Wetenschap kan helpen de problemen helder te krijgen en oplossingen aan te dragen. Niet alleen technische, maar juist ook sociaal-maatschappelijke disciplines zijn daarbij van belang. Alumnimagazine Broerstraat 5 ging om de tafel met twee onderzoekers om hierover te praten.
Wat is jullie eigen discipline?
Michella Ligtelijn: ‘Ik onderzoek insectenpopulaties op boerderijen met verschillend beheer, van intensieve veehouderij tot meer natuurinclusieve landbouw. Die gegevens koppel ik aan vóórkomen op de percelen van gruttokuikens, die afhankelijk zijn van die insecten. Zo breng ik in kaart wat de effecten zijn van onder meer grondwaterstanden en maaibeleid.’
Thereza Langeler: ‘Ik bekijk het sociaal-maatschappelijke “discours”. De regionale onvrede. Ik onderzoek wat er nu voor zorgt dat er gemiddeld op het platteland steeds populistischer gestemd wordt, of andersom gezegd, dat het populisme zich steeds meer concentreert op het platteland en zich afkeert van de stad. Wat beweegt boeren nu om te protesteren? Hoe kijken zij tegen de hele stikstofdiscussie aan?’

Wat zou volgens jullie iedereen moeten weten, in de context van het stikstofverhaal?

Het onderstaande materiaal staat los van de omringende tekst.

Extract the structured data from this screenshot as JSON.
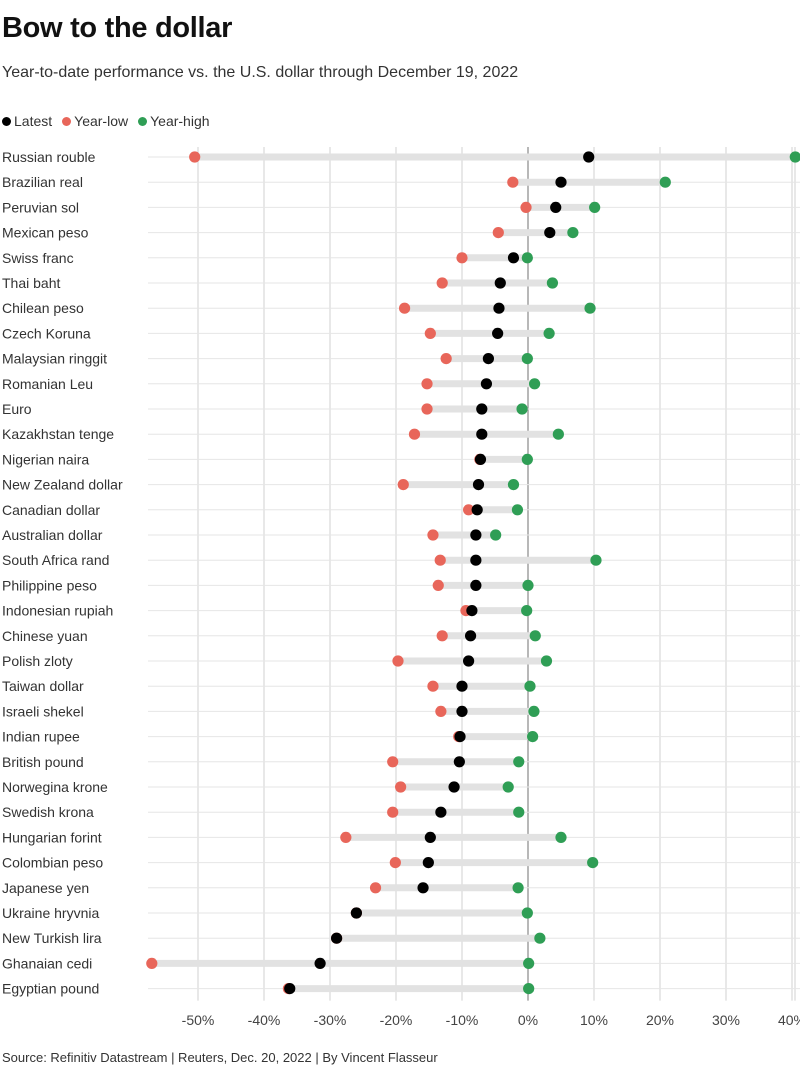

Michella: ‘Voor mij begint het al een stap eerder. Dat mensen meer gaan nadenken en gaan leren over het voedsel dat op hun bord ligt. Waar komt het vandaan, wat is er nodig geweest om dat te produceren? Als je dat doet, wordt het makkelijker om beide kanten te begrijpen: de natuurorganisaties, maar ook de boeren.’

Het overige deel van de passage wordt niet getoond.